The couple held hands and were cheered by onlookers as they finished the very last leg of their journey on Sunday afternoon, minutes after the closing ceremony in Tokyo.
Mr Bates said it was “just super special” to complete the event in Weymouth, where his brother had lived.
“It just felt like coming home and the reception at the end was just astonishing, all of our family there cheering us home,” he told PA.
The pair have also received the backing of several real Olympians, past and present, during recent weeks – including silver medal-winning athlete Keely Hodgkinson and gold-winning kayaker Liam Heath.
It was not a smooth ride through the events, however, with Mr Bates thrown from his horse during cross country and Miss Nichols having to be rescued while windsurfing due to a phobia of fish.
The couple are raising money for the Motor Neurone Disease Association, which helped Spencer during the final years of his life.

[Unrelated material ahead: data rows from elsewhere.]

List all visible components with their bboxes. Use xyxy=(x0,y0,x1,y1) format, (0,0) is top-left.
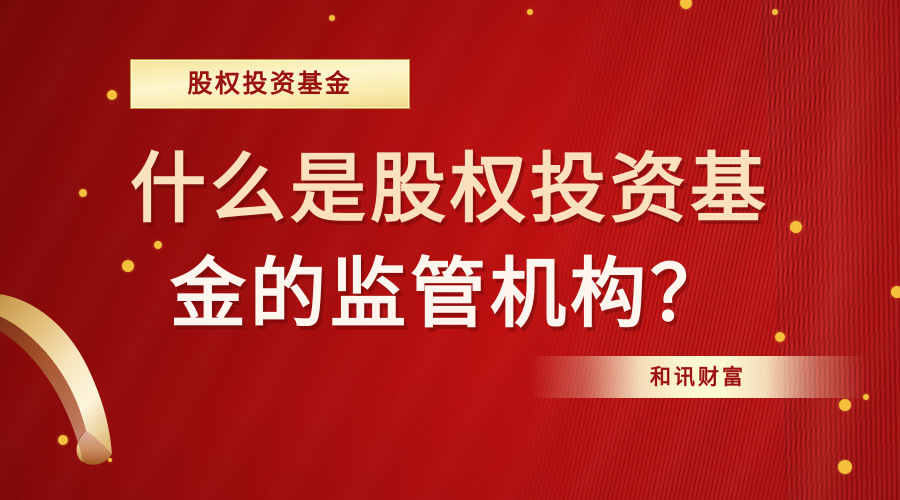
confetti-dot xyxy=(527,9,533,15)
attribution-label: 和讯财富 xyxy=(650,367,746,388)
confetti-dot xyxy=(107,90,117,100)
confetti-dot xyxy=(839,399,851,411)
headline-line-1: 什么是股权投资基 xyxy=(0,138,900,243)
confetti-dot xyxy=(58,435,68,445)
promo-poster: 股权投资基金 什么是股权投资基 金的监管机构？ 和讯财富 xyxy=(0,0,900,500)
headline-line-2: 金的监管机构？ xyxy=(0,243,900,348)
attribution-bar: 和讯财富 xyxy=(530,356,866,398)
category-tag-badge: 股权投资基金 xyxy=(130,59,410,109)
confetti-dot xyxy=(772,9,778,15)
headline-block: 什么是股权投资基 金的监管机构？ xyxy=(0,138,900,348)
category-tag-label: 股权投资基金 xyxy=(187,72,352,97)
confetti-dot xyxy=(108,458,112,462)
confetti-dot xyxy=(329,15,335,21)
confetti-dot xyxy=(838,460,852,474)
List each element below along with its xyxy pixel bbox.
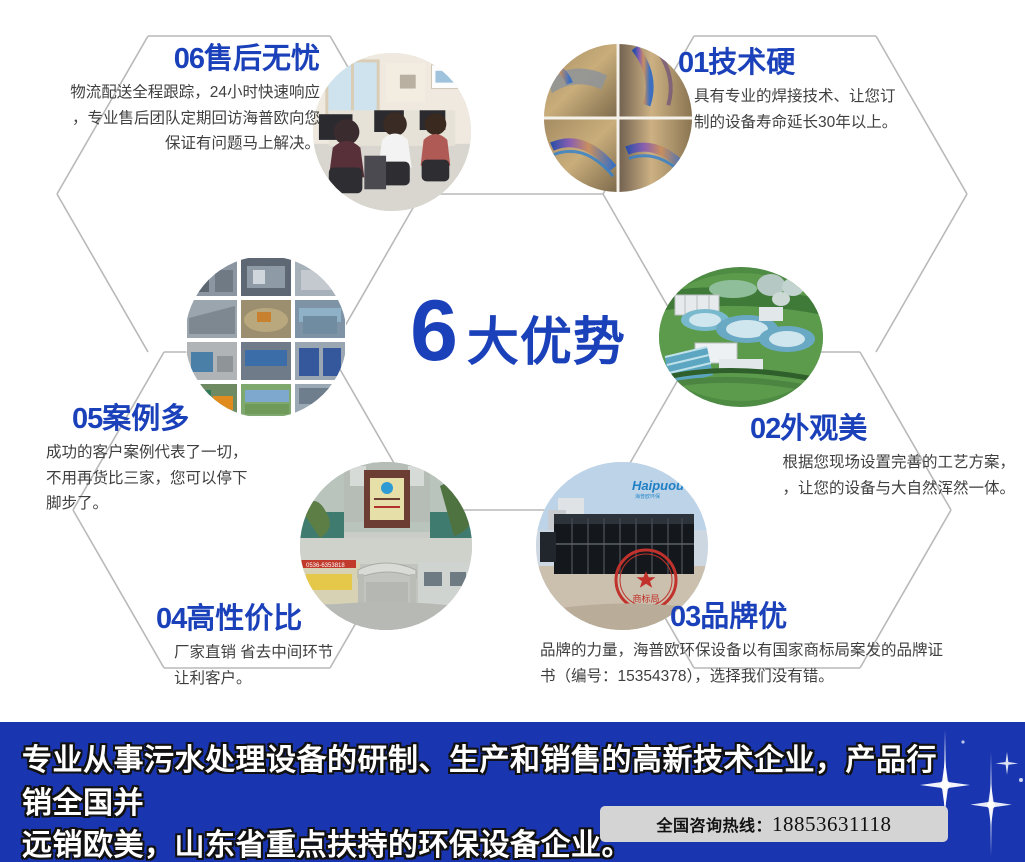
- advantage-block-03: 03品牌优 品牌的力量，海普欧环保设备以有国家商标局案发的品牌证 书（编号：15…: [540, 602, 1020, 689]
- advantage-title-03: 03品牌优: [670, 602, 1020, 632]
- infographic-root: 6 大优势: [0, 0, 1025, 862]
- advantage-body-03: 品牌的力量，海普欧环保设备以有国家商标局案发的品牌证 书（编号：15354378…: [540, 638, 1020, 688]
- advantage-number-01: 01: [678, 47, 708, 79]
- case-grid-collage-photo: [185, 256, 347, 418]
- advantage-body-line: 物流配送全程跟踪，24小时快速响应: [10, 80, 320, 105]
- hotline-number: 18853631118: [772, 812, 891, 837]
- advantage-body-line: 保证有问题马上解决。: [10, 131, 320, 156]
- photo-circle-06: [313, 53, 471, 211]
- welded-pipe-joints-photo: [544, 44, 692, 192]
- advantage-title-05: 05案例多: [72, 404, 402, 434]
- advantage-body-line: 厂家直销 省去中间环节: [174, 640, 486, 665]
- advantage-number-06: 06: [174, 43, 204, 75]
- advantage-body-line: 让利客户。: [174, 666, 486, 691]
- advantage-block-01: 01技术硬 具有专业的焊接技术、让您订 制的设备寿命延长30年以上。: [678, 48, 1008, 135]
- advantage-block-04: 04高性价比 厂家直销 省去中间环节 让利客户。: [156, 604, 486, 691]
- svg-text:0536-6353818: 0536-6353818: [306, 563, 345, 569]
- advantage-block-05: 05案例多 成功的客户案例代表了一切， 不用再货比三家，您可以停下 脚步了。: [72, 404, 402, 516]
- advantage-number-03: 03: [670, 601, 700, 633]
- advantage-title-text-01: 技术硬: [708, 47, 795, 79]
- center-number: 6: [410, 288, 457, 374]
- hotline-badge: 全国咨询热线： 18853631118: [600, 806, 948, 842]
- advantage-body-04: 厂家直销 省去中间环节 让利客户。: [174, 640, 486, 690]
- advantage-body-line: ，让您的设备与大自然浑然一体。: [690, 476, 1015, 501]
- advantage-body-line: 书（编号：15354378），选择我们没有错。: [540, 664, 1020, 689]
- advantage-body-05: 成功的客户案例代表了一切， 不用再货比三家，您可以停下 脚步了。: [46, 440, 402, 515]
- advantage-title-text-02: 外观美: [780, 413, 867, 445]
- advantage-body-line: 成功的客户案例代表了一切，: [46, 440, 402, 465]
- advantage-block-06: 06售后无忧 物流配送全程跟踪，24小时快速响应 ，专业售后团队定期回访海普欧向…: [10, 44, 320, 156]
- advantage-title-01: 01技术硬: [678, 48, 1008, 78]
- svg-text:Haipuou: Haipuou: [632, 478, 684, 493]
- advantage-number-02: 02: [750, 413, 780, 445]
- advantage-title-text-03: 品牌优: [700, 601, 787, 633]
- advantage-title-04: 04高性价比: [156, 604, 486, 634]
- advantage-body-02: 根据您现场设置完善的工艺方案， ，让您的设备与大自然浑然一体。: [690, 450, 1015, 500]
- advantage-body-06: 物流配送全程跟踪，24小时快速响应 ，专业售后团队定期回访海普欧向您 保证有问题…: [10, 80, 320, 155]
- advantage-body-line: 具有专业的焊接技术、让您订: [694, 84, 1008, 109]
- center-title: 6 大优势: [378, 288, 658, 378]
- advantage-body-line: 根据您现场设置完善的工艺方案，: [690, 450, 1015, 475]
- photo-circle-01: [544, 44, 692, 192]
- advantage-body-01: 具有专业的焊接技术、让您订 制的设备寿命延长30年以上。: [694, 84, 1008, 134]
- banner-text: 专业从事污水处理设备的研制、生产和销售的高新技术企业，产品行销全国并 远销欧美，…: [22, 740, 962, 862]
- advantage-body-line: 脚步了。: [46, 491, 402, 516]
- advantage-title-text-05: 案例多: [102, 403, 189, 435]
- photo-circle-05: [185, 256, 347, 418]
- advantage-body-line: ，专业售后团队定期回访海普欧向您: [10, 106, 320, 131]
- advantage-number-04: 04: [156, 603, 186, 635]
- advantage-body-line: 品牌的力量，海普欧环保设备以有国家商标局案发的品牌证: [540, 638, 1020, 663]
- svg-text:海普欧环保: 海普欧环保: [635, 493, 660, 500]
- advantage-title-text-06: 售后无忧: [204, 43, 320, 75]
- advantage-block-02: 02外观美 根据您现场设置完善的工艺方案， ，让您的设备与大自然浑然一体。: [690, 414, 1015, 501]
- advantage-title-text-04: 高性价比: [186, 603, 302, 635]
- advantage-title-02: 02外观美: [750, 414, 1015, 444]
- advantage-body-line: 制的设备寿命延长30年以上。: [694, 110, 1008, 135]
- office-staff-photo: [313, 53, 471, 211]
- aerial-wastewater-plant-photo: [659, 267, 823, 407]
- hotline-label: 全国咨询热线：: [657, 812, 773, 836]
- center-word: 大优势: [467, 317, 626, 369]
- photo-circle-02: [659, 267, 823, 407]
- advantage-body-line: 不用再货比三家，您可以停下: [46, 466, 402, 491]
- advantage-title-06: 06售后无忧: [10, 44, 320, 74]
- advantage-number-05: 05: [72, 403, 102, 435]
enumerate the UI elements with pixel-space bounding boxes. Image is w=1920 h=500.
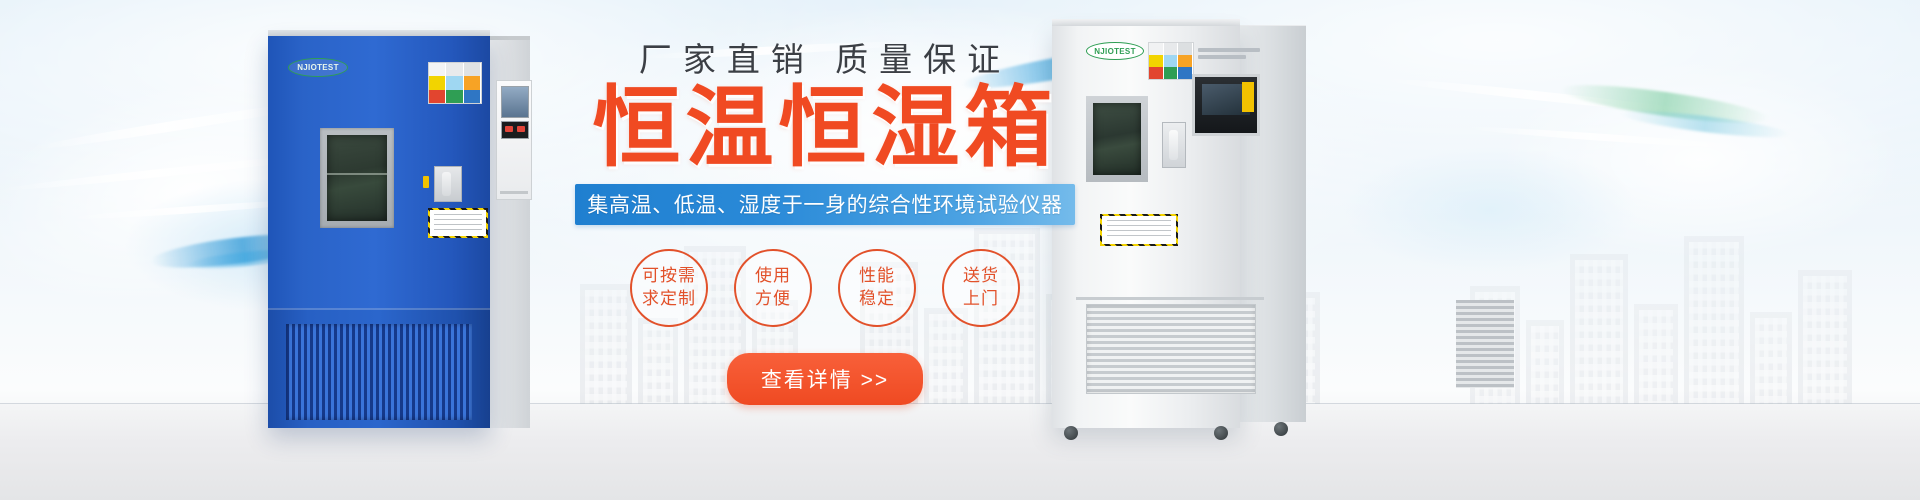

Mr Bates, 51, a window cleaner, said: “It is so hard to watch someone you love living with motor neurone disease. It’s 10 years since Spencer passed but I still think about him every single day.”
The couple’s efforts have drawn donations from thousands of people across the world.
“It gives us an awful lot of pride but also so much motivation,” Mr Bates said.
“We woke up yesterday and our bodies were in pieces, but we read a few messages from these people and we got up, dusted ourselves off and got out.”
As well as financial support, dozens of sports clubs offered training and equipment to help them complete their challenge – while the University of Bristol provided free access to its facilities and assistance from performance coaches.
Mr Bates and Miss Nichols said they would have a “few drinks” with friends and family to celebrate before taking a bit of time to recover.
However, their fundraising efforts are far from over.
“Watch this space, it’s not the end of Spennylympics,” said Mr Bates.